The FED is their creation and they have no intention of sharing.
These appointees are the product of association. You have to know the right people to be considered. Having an appropriate background might help but primarily its who you know. Its a club and there should be no suprise the the next will be vitually the same as the last. The lifer government employees hold much of the power as we have seen with the IRS, EPA and SEC, and simply require appointed heads that are willing to look the other way while they do what they do. The Jews are the ones running the economy but its pretty irrelevant to me whether the controlling mob is Jewish, Italian or Irish if their ultimate goal is to make me subserviant to them. If the theory of those most qualified would run things, even with an oversized government, we might have a chance, but in a world of social connections, not so much.
They basically own this country...
Federal Reserve Board of Governors 100%
Benjamin S. Bernanke - Jewish
Donald L. Kohn - Jewish
Kevin M. Warsh - Jewish
Randall S. Kroszner - Jewish
Frederic S. Mishkin - Jewish
Federal Reserve District Banks 75%
FRB of Boston: Eric S. Rosengren - Jewish
FRB of New York: Timothy F. Geithner - Jewish
FRB of Philadelphia: Charles I. Plosser - Jewish
FRB of Richmond: Jeffrey M. Lacker - Jewish
FRB of St.
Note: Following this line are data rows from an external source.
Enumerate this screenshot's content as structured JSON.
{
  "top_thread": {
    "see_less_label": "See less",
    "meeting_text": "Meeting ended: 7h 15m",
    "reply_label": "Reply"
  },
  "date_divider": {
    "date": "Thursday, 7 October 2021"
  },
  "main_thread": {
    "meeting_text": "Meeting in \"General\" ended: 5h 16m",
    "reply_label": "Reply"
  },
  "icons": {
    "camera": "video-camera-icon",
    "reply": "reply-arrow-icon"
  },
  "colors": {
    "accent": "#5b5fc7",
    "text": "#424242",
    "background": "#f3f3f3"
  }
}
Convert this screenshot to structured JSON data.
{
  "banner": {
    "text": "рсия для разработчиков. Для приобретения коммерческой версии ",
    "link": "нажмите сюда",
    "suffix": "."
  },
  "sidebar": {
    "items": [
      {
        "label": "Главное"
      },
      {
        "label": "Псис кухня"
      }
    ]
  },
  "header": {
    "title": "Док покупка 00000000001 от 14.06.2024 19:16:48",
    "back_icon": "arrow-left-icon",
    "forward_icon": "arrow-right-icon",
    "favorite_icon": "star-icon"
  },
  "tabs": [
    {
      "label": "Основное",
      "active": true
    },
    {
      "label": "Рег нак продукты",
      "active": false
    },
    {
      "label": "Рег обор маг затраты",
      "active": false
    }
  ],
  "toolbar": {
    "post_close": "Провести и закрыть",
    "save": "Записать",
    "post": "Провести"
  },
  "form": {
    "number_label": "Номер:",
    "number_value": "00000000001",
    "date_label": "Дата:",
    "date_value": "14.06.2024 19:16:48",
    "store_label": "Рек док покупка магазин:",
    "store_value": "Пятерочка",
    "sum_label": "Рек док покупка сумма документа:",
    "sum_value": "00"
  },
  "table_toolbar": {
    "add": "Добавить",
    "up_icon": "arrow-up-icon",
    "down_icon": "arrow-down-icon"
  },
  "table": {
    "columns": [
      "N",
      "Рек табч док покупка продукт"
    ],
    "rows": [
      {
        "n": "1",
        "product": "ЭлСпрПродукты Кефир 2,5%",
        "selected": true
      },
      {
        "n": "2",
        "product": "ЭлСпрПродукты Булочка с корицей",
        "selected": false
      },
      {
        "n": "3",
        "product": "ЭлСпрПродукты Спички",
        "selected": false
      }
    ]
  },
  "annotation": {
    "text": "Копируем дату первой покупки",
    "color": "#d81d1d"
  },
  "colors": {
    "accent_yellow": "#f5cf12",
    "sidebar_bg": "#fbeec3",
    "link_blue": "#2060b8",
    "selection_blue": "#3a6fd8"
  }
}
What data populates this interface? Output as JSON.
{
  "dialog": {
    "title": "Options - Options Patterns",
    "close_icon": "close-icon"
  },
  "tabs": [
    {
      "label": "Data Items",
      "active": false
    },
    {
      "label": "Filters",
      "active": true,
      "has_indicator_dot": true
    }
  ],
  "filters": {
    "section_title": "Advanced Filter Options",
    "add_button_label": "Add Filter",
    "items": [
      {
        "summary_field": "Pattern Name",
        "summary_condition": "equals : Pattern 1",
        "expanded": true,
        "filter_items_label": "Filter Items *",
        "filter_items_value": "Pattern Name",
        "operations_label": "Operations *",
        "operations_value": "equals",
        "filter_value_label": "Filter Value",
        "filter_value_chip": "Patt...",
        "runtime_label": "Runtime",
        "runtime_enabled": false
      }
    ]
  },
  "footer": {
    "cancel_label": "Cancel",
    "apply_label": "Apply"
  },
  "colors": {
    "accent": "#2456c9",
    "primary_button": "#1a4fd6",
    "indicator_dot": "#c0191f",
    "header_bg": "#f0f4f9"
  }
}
Louis: James B. Bullard - Jewish
FRB of Minneapolis: Gary H. Stern - Jewish
FRB of Kansas City: Thomas M. Hoenig - Jewish
FRB of Dallas: Richard W. Fisher - Jewish
FRB of San Francisco: Janet L. Yellen - Jewish
FRB of Cleveland: Sandra Pianalto - gentile
FRB of Atlanta: Dennis P. Lockhart - gentile
FRB of Chicago: Charles L. Evans - gentile
Is it bad for google ranking ?
What happened to affirmative action?
Except Geitner was born Episcopalian, and now attends the United Curch of Christ.
Tim-may!
Banks should buy farmland and oil and introduce food loan products.
Banks should make loans of people's savings at marginal rates and own nothing but the building the work from.